# 270



## 2-Fer (Oct 29, 2007)

I won a 270 a few years ago and up until that point I was a die hard 30-06 guy, but that 270 is the smoothest shooting gun I have ever shot. I have been shooting 130gr. through it, but I would like to try some other loads. What do you guys recommend?


----------



## tapehoser (Sep 10, 2007)

I like shooting a 150-160 grainer from the .270, if you can find 'em. I like the Hornady ammo...they've got the bonded bullets in 150 grains. Typically, I like to shoot large-for-caliber bullets from my guns because they just seem to be so darn accurate.


----------



## campfire (Sep 9, 2007)

I agree with tapehoser about heavy for calliber bullets. The 270 is a great cartrage and suitable for any game in this area provided you use the right ammo. The great advantage (smoothness) of the 270 is in it's velocity but velocity is the enemy of bullet perfomance on heavier game like elk. Heavy bullets help but I would also recommend good bullet "construction". Bullets that do not come apart or overexpand with lighter ( compared to bigger calibers) bullets penetrate heavier game better. There are a lot of well constructed bullets on the market nowdays. Personally, I like the Nosler Partition (not the "ballistic tip") I think the ballistic tip expands too easily for heavier game with the 270. But even if the front of the "Partition" comes completely apart from quick expansion the fully jacketed back of the bullet just keeps on penetrating. My 2 cents.


----------



## Guest (Jan 31, 2008)

The 270 is a fine cartridge. I would try the 150 grain loads that should be suitable for deer and elk, pretty much anything in the western US. I think Federal makes a 150 grain Barnes X load for 270. I am a big fan of Barnes bullets and they are not susceptible to the fragmentation problems other bullets are at high velocity. They should perform well on elk or similar size game.


----------



## Loke (Sep 7, 2007)

In the past I shot the Hornady 140 BTSP. It was one of the most accurate loads in my rifle. After rebarreling, I've settled on the Barnes 130 TSX at 3100 fps. I use H4831sc. It is extremely accurate in both my rifle and my son's as well. Use a good bullet and you won't go wrong.


----------



## cfarnwide (Sep 10, 2007)

Try a 110 Gr. HP for an extremely fun varmint load.


----------



## Al Hansen (Sep 7, 2007)

My cousin used to load up some 90 Grn. HP's for some wicked Prairie Dog shooting. Watched him tip over a P-dog at 200 yds freehand. Best shot I ever saw. Yea that .270 can shoot small to big game. Excellant round.

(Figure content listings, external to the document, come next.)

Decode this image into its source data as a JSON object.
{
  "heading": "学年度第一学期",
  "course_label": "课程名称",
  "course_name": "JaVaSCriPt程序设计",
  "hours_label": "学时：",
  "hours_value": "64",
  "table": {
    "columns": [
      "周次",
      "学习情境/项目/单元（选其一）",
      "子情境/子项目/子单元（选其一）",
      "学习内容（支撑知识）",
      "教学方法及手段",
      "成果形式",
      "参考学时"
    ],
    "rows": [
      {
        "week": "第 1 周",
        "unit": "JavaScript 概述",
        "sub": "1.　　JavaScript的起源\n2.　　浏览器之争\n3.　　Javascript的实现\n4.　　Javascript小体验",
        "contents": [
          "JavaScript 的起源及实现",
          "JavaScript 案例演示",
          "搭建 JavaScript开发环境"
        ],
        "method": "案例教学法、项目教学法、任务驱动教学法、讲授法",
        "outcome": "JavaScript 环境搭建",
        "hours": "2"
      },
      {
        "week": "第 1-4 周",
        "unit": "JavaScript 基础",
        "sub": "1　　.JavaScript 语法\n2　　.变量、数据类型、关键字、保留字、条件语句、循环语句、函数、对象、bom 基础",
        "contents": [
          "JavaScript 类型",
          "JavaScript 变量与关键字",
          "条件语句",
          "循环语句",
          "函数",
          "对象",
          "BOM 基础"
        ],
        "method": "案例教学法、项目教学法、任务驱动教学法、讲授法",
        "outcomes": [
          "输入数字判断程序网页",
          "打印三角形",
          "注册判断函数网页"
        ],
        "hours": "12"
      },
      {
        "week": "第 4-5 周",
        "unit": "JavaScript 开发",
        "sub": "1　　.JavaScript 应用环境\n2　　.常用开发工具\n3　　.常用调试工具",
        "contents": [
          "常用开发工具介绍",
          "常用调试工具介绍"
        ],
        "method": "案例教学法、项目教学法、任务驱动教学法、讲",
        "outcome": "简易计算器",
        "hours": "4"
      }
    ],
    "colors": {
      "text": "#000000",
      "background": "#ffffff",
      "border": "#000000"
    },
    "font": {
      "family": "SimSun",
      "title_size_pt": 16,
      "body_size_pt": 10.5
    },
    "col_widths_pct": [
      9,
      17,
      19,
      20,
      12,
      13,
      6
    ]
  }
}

Cfarnwide: Nice to meet you today. Thank you for your donation to the site. Al.


----------



## cfarnwide (Sep 10, 2007)

Al Hansen said:


> My cousin used to load up some 90 Grn. HP's for some wicked Prairie Dog shooting. Watched him tip over a P-dog at 200 yds freehand. Best shot I ever saw. Yea that .270 can shoot small to big game. Excellant round.
> 
> Cfarnwide: Nice to meet you today. Thank you for your donation to the site. Al.


No problem Al. Sorry I didnt have time to chat a little longer.

Not a lot of people think of a .270 as a varmint gun. Man are they missing out! From P-dog to Moose, they are good for anything in North America.


----------



## Loke (Sep 7, 2007)

Oh, I forgot to mention that I also load a 110 gr. V-Max to 3500 fps. It also does wonders on those prairie rats. You don't have to wonder if you hit them. It's quite obvious.


----------



## 2-Fer (Oct 29, 2007)

Thanks guys. I was wondering about a 140gr. I think that I may try that this year.


----------



## Al Hansen (Sep 7, 2007)

I would think that to be an excellant choice for Muleys. Just select one that will not "splash".


----------



## Guest (Feb 2, 2008)

Loke said:


> Oh, I forgot to mention that I also load a 110 gr. V-Max to 3500 fps. It also does wonders on those prairie rats. You don't have to wonder if you hit them. It's quite obvious.


Have you tried them on yotes? I am betting they would still cause a lot of damage to the pelt.


----------



## Loke (Sep 7, 2007)

Haven't tried them on 'yotes. I think they would do fine if they don't exit. If they do, I'm sure the mess would be quite spectacular.


----------



## James (Oct 7, 2007)

I too like the 270. I reload my own. I use the Hornady Spire Point 130 grain.

Once I worked up an accurate load, I haven't used any other recipe. There is some wisdow in this because if you change bullet or powder, the point of impact will change. I don't have any reason to fiddle with what works very well on everything from Magpies to Elk. It is just a great cartridge!

If anything maybe a 140 grain bullet for elk or moose?


----------



## rugerdogdog (Nov 18, 2007)

Can't add a whole lot here, just wanted to say I love my .270 also.
90gr Sierra HPs for Pdogs. You can get them going 3600fps+, if you dare.
130gr Sierra Spitzer BT on Mulies for me, half inch groups with IMR 4831.
140gr Barnes for elk, if I could ever get the right antlers or the right gender in my scope at the right time.
My rifle doesn't like anything heavier, but I am a "small for caliber" kind of guy.
BTW, I am VERY conviced that even a 90gr HP would exit a coyote unless it was at 300+ yrds. 
A 130gr Silvertip at 110 yrds makes a softball sized exit.


----------



## James (Oct 7, 2007)

*Aw, typo*



James said:


> Once I worked up an accurate load, I haven't used any other recipe. There is some wisdow in this because if you change bullet or powder, the point of impact will change.


I hate it when I do that and don't catch it. What I meant to say is:

There is some wisdom in this


----------